Click to expand -- data courtesy SimilarWeb
We know that Second Life's active userbase has been about 500-600,000 for over 10 years, but visits to the official website SecondLife.com tell a different, more interesting story. Courtesy top web/mobile analytics company SimilarWeb, take a look at these charts. Some key takeaways:
- Visits to SecondLife.com from the United peaked in July 2016 at about 8 million/month
- Monthly US visits to SecondLife.com have been trending down since 2016, from around 6-5 million/mo since 2017 to now
- Current US unique visitors: 770,000, from 6.9 million total visits
- 1 in 3 of US visits to SecondLife.com are via mobile
First question that jumps out: Why the spike in July 2016? The only major US/SL news item I can find from the archives is an SL-based fundraiser for victims of the Pulse nightclub massacre in Orland, Florida.
Followed by: Why has Linden Lab refused to create (or just go ahead and buy) a smartphone version of Second Life when 1 in 3 of its own website visitors are on mobile?
Now let's look at Similarweb's demographic data from the USA, because that's also surprising:
Click to expand -- data courtesy SimilarWeb
This data challenges (or complicates) two commonly held beliefs: That Second Life has an older userbase and that it is much more gender balanced. I believe that's still true of the most active, engaged part of the userbase, but SimilarWeb's data suggests there's much more general interest from the young and (by inference) young men. But because SL usage hasn't grown, Linden Lab is failing to retain these potential users who show up at the company's door.
Finally, let's compare these stats with SecondLife.com's total website visits over the last couple years:
Click to expand -- data courtesy SimilarWeb
Highlights here:
- Total visits between 15 million and 20 million a month -- with a spike to 25 million in December 2017
- Current total monthly uniques of 4 million -- i.e. only 17% of global visits are from the US (700,000)
So another mystery: What caused the spike between November 2017 and January 2018? It could have been Leslie Jamison's widely-read Atlantic Monthly story about Second Life.
Much to discuss and analyze -- thanks to SimilarWeb for the data!
UPDATE: Delete a reference to the 2016 election, as I misread the date range of a growth spike.

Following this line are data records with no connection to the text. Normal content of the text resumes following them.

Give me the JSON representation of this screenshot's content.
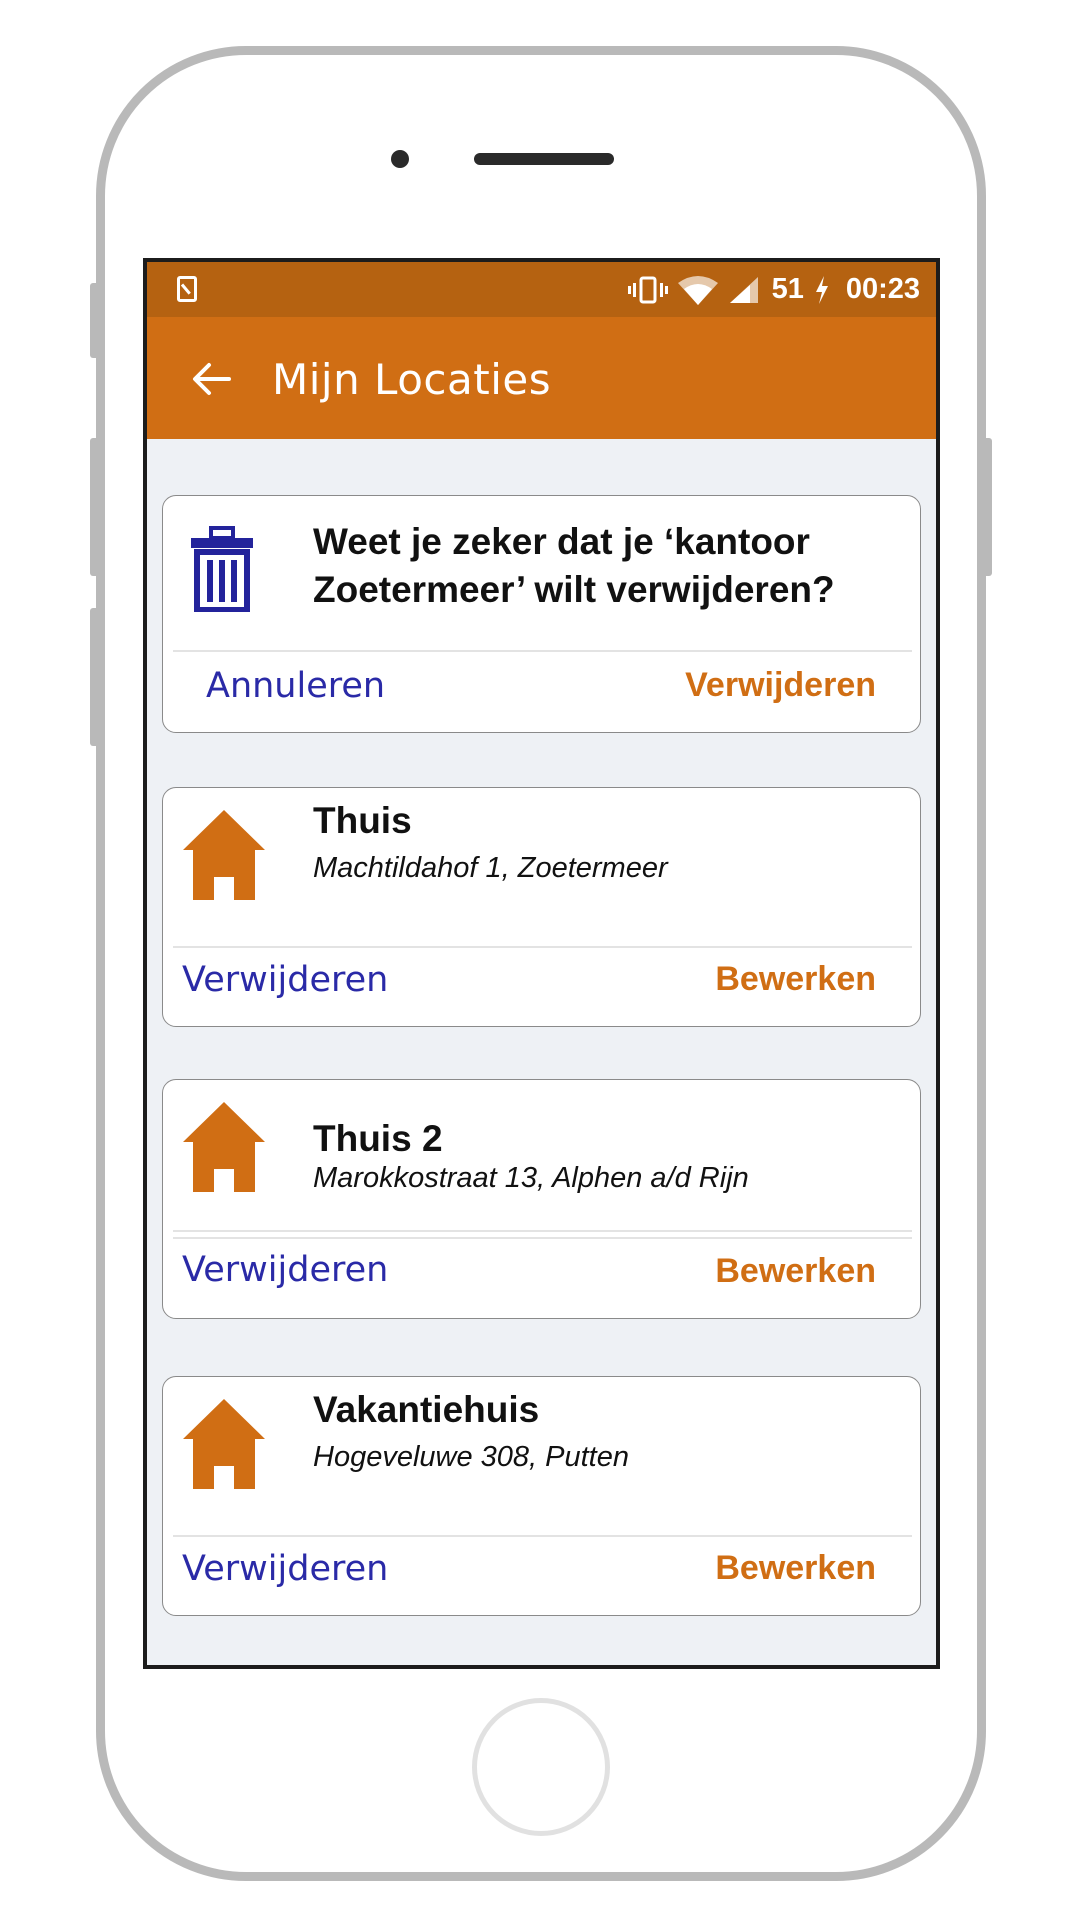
{
  "status_bar": {
    "battery": "51",
    "time": "00:23"
  },
  "app_bar": {
    "title": "Mijn Locaties"
  },
  "confirm_dialog": {
    "message": "Weet je zeker dat je ‘kantoor Zoetermeer’ wilt verwijderen?",
    "cancel_label": "Annuleren",
    "confirm_label": "Verwijderen"
  },
  "locations": [
    {
      "name": "Thuis",
      "address": "Machtildahof 1, Zoetermeer",
      "delete_label": "Verwijderen",
      "edit_label": "Bewerken"
    },
    {
      "name": "Thuis 2",
      "address": "Marokkostraat 13, Alphen a/d Rijn",
      "delete_label": "Verwijderen",
      "edit_label": "Bewerken"
    },
    {
      "name": "Vakantiehuis",
      "address": "Hogeveluwe 308, Putten",
      "delete_label": "Verwijderen",
      "edit_label": "Bewerken"
    }
  ],
  "colors": {
    "status_bar": "#b56211",
    "app_bar": "#d06e14",
    "accent_orange": "#d06e14",
    "link_blue": "#2a2aa7",
    "trash_blue": "#23239b",
    "background": "#eef1f5"
  },
  "icons": {
    "back": "arrow-left-icon",
    "trash": "trash-icon",
    "location": "house-icon"
  }
}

This is really interesting, Wagner. I think the curiosity aspect has been and is always there, especially given all the hype lately with VR. But what we have always known is that retention is the issue. A steep learning curve seems to be the stumbling block of getting these new users through the door and actually investing the time and money to learn the platform. It seems so simple. If a real effort was made by LL to provide actual services and landing point assistance (tours, workshops, and live tutorials/concierge services). While I see this exist to an extent it's clearly not enough. The new user island (whatever it's called) is often empty other than noobs and I recall back in the day that the only way I stuck was that someone I met actually helped me in real time. Interestingly enough I always felt that this is something LL could actually do with real people that are, perhaps, at an offshore style "call center" which could have an actual paid (with minimal costs) group of "trainers" who would be avatars positioned to help and answer questions in-world. The bean counters of course know better than I if this would effective. What is the lifespan cost and reward of retention per avatar? If working better to retain them is this a viable strategy? Finally, given the demographic of these 20-something men being a surprising amount of those looking at SL we can assume for sure that, despite LL and other's hope of changing the "sex" centric idea of SL, that it will not only never change - but might actually grow. One would think.
Posted by: Oobleck | Friday, June 01, 2018 at 05:58 AM
I would suspect that maybe people are logging into secondlife.com on their phones to check who's online; if it's worth logging in etc.
In my case I do check the second life website for example; around event times to see how those are going and keep an eye on when to cash out - which I also do on my phone when I'm out and about.
There could be a bunch of different reasons but the information is really quite interesting.